Using Semaphors to create a thread safe stack in C?

Question

I'm trying to make a stack that I implemented thread safe using semaphors. It works when I push a single object onto the stack, but terminal freezes up as soon as I try to push a second item onto the stack or pop an item off of the stack. This is what I have so far and am not sure where I'm messing up. Everything complies right, but the terminal just freezes as previously stated

Heres where I create the stack

sem_t selements, sspace;
pthread_mutex_t m = PTHREAD_MUTEX_INITIALIZER;

BlockingStack *new_BlockingStack(int max_size)
{
    sem_init(&selements, 0, 0);
    sem_init(&sspace, 0, max_size);

    BlockingStack *newBlockingStack = malloc(sizeof(BlockingStack));
    newBlockingStack->maxSize = max_size;
    newBlockingStack->stackTop = -1;
    newBlockingStack->element = malloc(max_size * sizeof(void *));

    if (newBlockingStack == NULL)
    {
        return NULL;
    }

    if (newBlockingStack->element == NULL)
    {
        free(newBlockingStack);
        return NULL;
    }

    return newBlockingStack;
}

And here are the Push and Pop:

bool BlockingStack_push(BlockingStack *this, void *element)
{
    sem_wait(&sspace);
    pthread_mutex_lock(&m);


    if (this->stackTop == this->maxSize - 1)
    {
        return false;
    }
    if (element == NULL)
    {
        return false;
    }
    this->element[++this->stackTop] = element;
    return true;

    pthread_mutex_unlock(&m);
    sem_post(&selements);

}

void *BlockingStack_pop(BlockingStack *this)
{
    sem_wait(&selements);
    pthread_mutex_lock(&m);

    if (this->stackTop == -1)
    {
        return NULL;
    }
    else
    {
        return this->element[this->stackTop--];
    }

    pthread_mutex_unlock(&m);
    sem_post(&sspace);
}

Answer 1

OK, i was working on this and finally cracked the answer after doing a little bit of internet research and debugging my code.
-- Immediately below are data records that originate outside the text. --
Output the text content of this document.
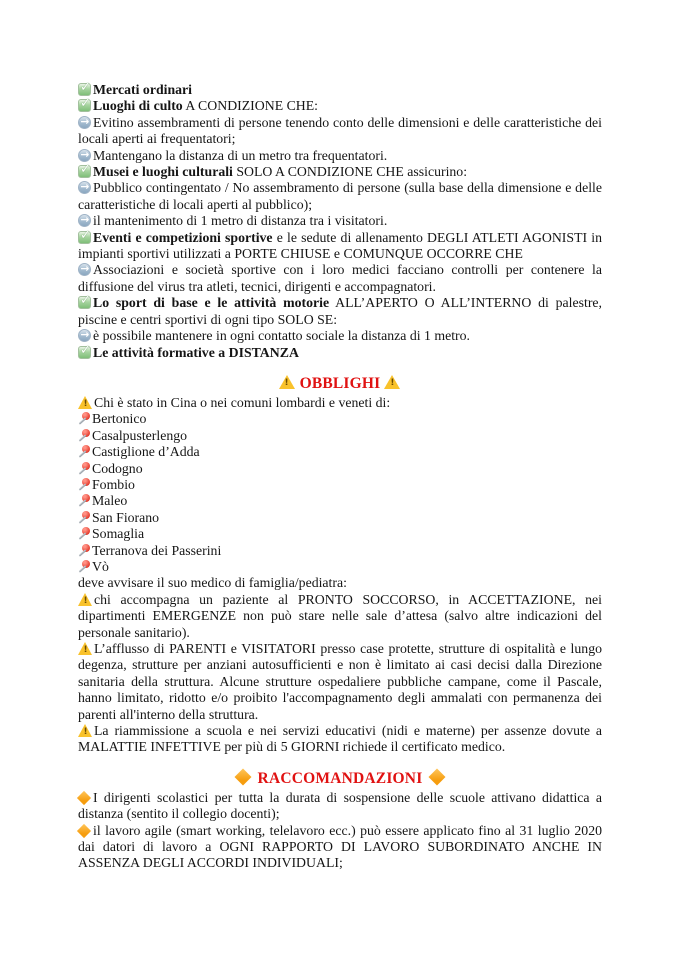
✓Mercati ordinari

✓Luoghi di culto A CONDIZIONE CHE:

→Evitino assembramenti di persone tenendo conto delle dimensioni e delle caratteristiche dei locali aperti ai frequentatori;

→Mantengano la distanza di un metro tra frequentatori.

✓Musei e luoghi culturali SOLO A CONDIZIONE CHE assicurino:

→Pubblico contingentato / No assembramento di persone (sulla base della dimensione e delle caratteristiche di locali aperti al pubblico);

→il mantenimento di 1 metro di distanza tra i visitatori.

✓Eventi e competizioni sportive e le sedute di allenamento DEGLI ATLETI AGONISTI in impianti sportivi utilizzati a PORTE CHIUSE e COMUNQUE OCCORRE CHE

→Associazioni e società sportive con i loro medici facciano controlli per contenere la diffusione del virus tra atleti, tecnici, dirigenti e accompagnatori.

✓Lo sport di base e le attività motorie ALL’APERTO O ALL’INTERNO di palestre, piscine e centri sportivi di ogni tipo SOLO SE:

→è possibile mantenere in ogni contatto sociale la distanza di 1 metro.

✓Le attività formative a DISTANZA

!OBBLIGHI!

!Chi è stato in Cina o nei comuni lombardi e veneti di:

Bertonico

Casalpusterlengo

Castiglione d’Adda

Codogno

Fombio

Maleo

San Fiorano

Somaglia

Terranova dei Passerini

Vò

deve avvisare il suo medico di famiglia/pediatra:

!chi accompagna un paziente al PRONTO SOCCORSO, in ACCETTAZIONE, nei dipartimenti EMERGENZE non può stare nelle sale d’attesa (salvo altre indicazioni del personale sanitario).

!L’afflusso di PARENTI e VISITATORI presso case protette, strutture di ospitalità e lungo degenza, strutture per anziani autosufficienti e non è limitato ai casi decisi dalla Direzione sanitaria della struttura. Alcune strutture ospedaliere pubbliche campane, come il Pascale, hanno limitato, ridotto e/o proibito l'accompagnamento degli ammalati con permanenza dei parenti all'interno della struttura.

!La riammissione a scuola e nei servizi educativi (nidi e materne) per assenze dovute a MALATTIE INFETTIVE per più di 5 GIORNI richiede il certificato medico.

RACCOMANDAZIONI

I dirigenti scolastici per tutta la durata di sospensione delle scuole attivano didattica a distanza (sentito il collegio docenti);

il lavoro agile (smart working, telelavoro ecc.) può essere applicato fino al 31 luglio 2020 dai datori di lavoro a OGNI RAPPORTO DI LAVORO SUBORDINATO ANCHE IN ASSENZA DEGLI ACCORDI INDIVIDUALI;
The error was the the mutex_unlock and the sem_post had to come before the return.

Take my pop for example:

void *BlockingStack_pop(BlockingStack *this)
{
    sem_wait(&selements);
    pthread_mutex_lock(&m);

    if (this->stackTop == -1)
    {
        return NULL;
    }
    else
    {
        return this->element[this->stackTop--];
    }

    pthread_mutex_unlock(&m);
    sem_post(&sspace);
}

notice how the pthread_mutex_unlock(&m); and the sem_post(&sspace); come after the return, they actually must be placed before every return like so:

void *BlockingStack_pop(BlockingStack *this)
{
...
    pthread_mutex_unlock(&m);
    sem_post(&sspace);
        return NULL;
...
        pthread_mutex_unlock(&m);
    sem_post(&sspace);
        return this->element[this->stackTop--];
...

}

Answer 2

For thread safety you already have mutex used (pthread_mutex_lock(&m) and pthread_mutex_unlock(&m)). Using such mutual exclusion is enough for that purpose. Once one thread obtains the mutex, other thread blocks on pthread_mutex_lock(&m) call. And only the thread currently obtaining the mutex can call pthread_mutex_unlock(&m).

Answer 3

SUGGESTED CHANGES:

sem_t sem;
...
BlockingStack *new_BlockingStack(int max_size)
{
    sem_init(&sem, 0, 1);
    ...

bool BlockingStack_push(BlockingStack *this, void *element)
{
    sem_wait(&sem);
    ...
    sem_post(&sem);
    ...

Specifically:

• I would only initialize one semaphore object unless I was SURE I needed others

• I would use the same semaphore for push() and pop()

• pshared: 0 should be sufficent for synchronizing different pthreads inside your single process.

• Initialize the semaphore to 1, because the first thing you'll do for either "push" or "pop" is sem_wait().